Programming games is no joke.  It requires lots of different skills and resources.  Think about your favorite games: someone had to write the story, draw the art, animate the movement, compose the music, and of course, program how everything on the screen behaves.  EVERYTHING.  It takes a lot of time and work to set up, but if you're willing to go for it, you can make something awesome!

We're going to be using the Tutorials at Ruby4Kids.com.  This Mission has lots of parts, so I broke it up a bit.
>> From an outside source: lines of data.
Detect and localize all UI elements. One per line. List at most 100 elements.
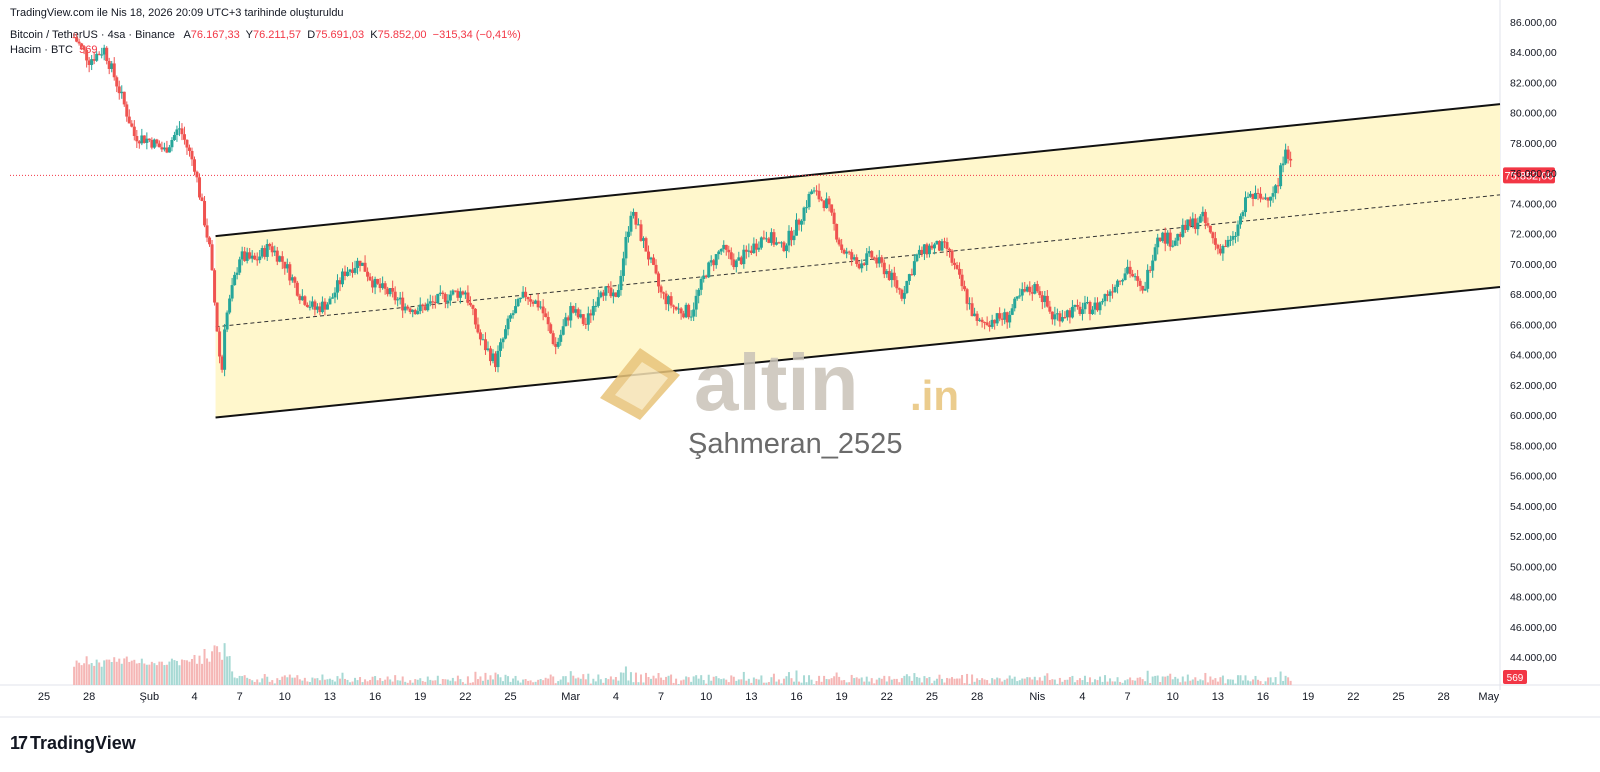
volume-bar	[858, 678, 861, 685]
volume-bar	[251, 680, 254, 685]
candle-body	[712, 260, 716, 266]
volume-bar	[996, 677, 999, 685]
candle-body	[205, 225, 209, 238]
volume-bar	[795, 670, 798, 685]
candle-body	[235, 272, 239, 275]
candle-body	[594, 305, 598, 307]
volume-bar	[1149, 683, 1152, 685]
snapshot-text: TradingView.com ile Nis 18, 2026 20:09 U…	[10, 7, 344, 19]
candle-body	[639, 224, 643, 241]
volume-bar	[150, 661, 153, 685]
candle-body	[1048, 306, 1052, 312]
volume-bar	[328, 678, 331, 685]
volume-bar	[1008, 675, 1011, 685]
volume-label[interactable]: Hacim · BTC	[10, 44, 73, 56]
candle-body	[378, 283, 382, 289]
candle-body	[268, 244, 272, 247]
volume-bar	[449, 680, 452, 685]
candle-body	[1116, 280, 1120, 287]
x-tick-label: 22	[459, 691, 471, 703]
candle-body	[438, 292, 442, 294]
candle-body	[855, 257, 859, 265]
volume-bar	[491, 679, 494, 685]
candle-body	[1123, 273, 1127, 281]
volume-bar	[461, 682, 464, 685]
volume-bar	[574, 678, 577, 685]
volume-bar	[637, 682, 640, 685]
candle-body	[330, 297, 334, 299]
candle-body	[325, 304, 329, 310]
volume-bar	[1096, 680, 1099, 685]
tradingview-logo[interactable]: 17 TradingView	[10, 733, 136, 754]
candle-body	[423, 306, 427, 311]
candle-body	[687, 304, 691, 317]
candle-body	[1171, 245, 1175, 247]
candle-body	[175, 129, 179, 136]
volume-bar	[1191, 679, 1194, 685]
candle-body	[744, 249, 748, 252]
candle-body	[130, 123, 134, 127]
volume-bar	[800, 682, 803, 685]
candle-body	[198, 177, 202, 198]
volume-bar	[1151, 676, 1154, 685]
symbol-label[interactable]: Bitcoin / TetherUS · 4sa · Binance	[10, 29, 175, 41]
volume-bar	[951, 677, 954, 685]
volume-bar	[115, 661, 118, 685]
volume-bar	[1204, 672, 1207, 685]
volume-bar	[1196, 680, 1199, 685]
ohlc-legend: Bitcoin / TetherUS · 4sa · Binance A76.1…	[10, 29, 521, 41]
close-label: K	[370, 29, 378, 41]
volume-bar	[256, 679, 259, 685]
candle-body	[772, 232, 776, 245]
candle-body	[727, 249, 731, 253]
candle-body	[880, 257, 884, 263]
candle-body	[1249, 193, 1253, 197]
volume-bar	[1174, 676, 1177, 685]
candle-body	[1231, 236, 1235, 240]
volume-bar	[968, 683, 971, 685]
volume-bar	[777, 679, 780, 685]
volume-bar	[213, 645, 216, 685]
candle-body	[902, 292, 906, 299]
volume-bar	[241, 676, 244, 685]
candle-body	[1138, 280, 1142, 286]
volume-bar	[404, 681, 407, 685]
x-tick-label: 4	[613, 691, 619, 703]
volume-bar	[1093, 679, 1096, 685]
candle-body	[692, 309, 696, 317]
candle-body	[273, 250, 277, 253]
candle-body	[759, 237, 763, 248]
low-label: D	[307, 29, 316, 41]
candle-body	[719, 248, 723, 252]
volume-bar	[1239, 675, 1242, 685]
candle-body	[157, 143, 161, 148]
candle-body	[694, 295, 698, 310]
volume-bar	[185, 660, 188, 685]
candle-body	[953, 262, 957, 265]
candle-body	[521, 291, 525, 298]
volume-bar	[221, 659, 224, 685]
candle-body	[1121, 280, 1125, 282]
volume-bar	[155, 665, 158, 685]
volume-bar	[820, 681, 823, 685]
y-tick-label: 44.000,00	[1510, 652, 1557, 664]
volume-bar	[933, 680, 936, 685]
volume-bar	[1154, 675, 1157, 685]
candle-body	[117, 86, 121, 94]
volume-bar	[1043, 675, 1046, 685]
candle-body	[506, 318, 510, 330]
volume-bar	[497, 674, 500, 685]
volume-bar	[1083, 675, 1086, 685]
volume-bar	[311, 677, 314, 685]
candle-body	[147, 138, 151, 141]
volume-bar	[1031, 679, 1034, 685]
volume-bar	[619, 672, 622, 685]
candle-body	[1181, 224, 1185, 237]
channel-upper-line	[215, 103, 1501, 238]
candle-body	[912, 261, 916, 275]
volume-bar	[80, 665, 83, 685]
volume-bar	[236, 678, 239, 685]
volume-bar	[813, 684, 816, 685]
candle-body	[619, 275, 623, 291]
Here are your steps to get started
  1. Tell Mr. Dreyfus you want to follow the Ruby4Kids tutorial.  He needs to sign you into an administrator account so you can install some of the tools that tutorial requires.
  2. Go to the screencasts on Ruby4Kids.com. Note: I found that these didn't play in Chrome.  Try Safari if you have the same problem.
  3. Follow the first screencast, "Pre-Requisites."  Where he says to get out your Mac OSX disk and install Xcode, you can skip that part completely.
  4. Do everything else in that first screencast like the guy says.  A little explanation here: The next command is sudo gem install gosu.  Let's break that down:
    • sudo - This is short for Super User Do.  This says to your computer, "hey, I know I'm doing something dangerous here, but it's okay, because I'm a Super User."  To use this command, you need to be an administrator, and you may be asked for the admin password.  That's why you need Mr. Dreyfus to log you in.
    • gem - Programming languages like Ruby are great for general-purpose programming, but there are lots of more specific things you might want to do with them, like make games with graphical interfaces.  For these more specific things, there are libraries; collections of code that let you use their own special commands.  Ruby libraries are called gems. Cute, huh?
    • install - You're going to download and install a gem from rubygems.org, a website that hosts thousands of different Ruby libraries.
    • gosu - Gosu is the name of the gem we're installing.  Hey look, Gosu has a website, too!
  5. Log out of the admin account and go back to your own.  Now everything should work for you.

Start creating your game
  1. Go to the screencasts on Ruby4Kids.com.  In Lesson 1, the teacher uses Textmate.  As his text editor (a program for writing code).  Textmate is expensive, so you should use TextWrangler, which is already on your computer.  At home, you can download it from here for free: TextWrangler.  Open it and install the Command Line Tools before continuing.
  2. Start Lesson 1 - Draw a window and a player.  
    • The fact that we're using TextWrangler makes a small difference here. When he uses the command  "mate ." to open a directory in Textmate, you will use "edit ." 
    • He forgets to mention that you need to keep SAVING YOUR FILES.  Whenever you try to run your game, you have to save first or your changes won't be shown.
  3. Do all the lessons!  At the end of each Hackers meeting, meet with Mr. Dreyfus to get a bit more understanding about how the code works and how it all fits together.  By the end, you'll have a game!

Package it

Hack it

At this point, you should have a fully functioning game.  If you really understand how all the parts work, you should be able to hack it to make minor changes.  For example, try this: instead of having the balls drop from the top of the screen, can you make them run from left to right?  You'll probably want to make the game window wider, too.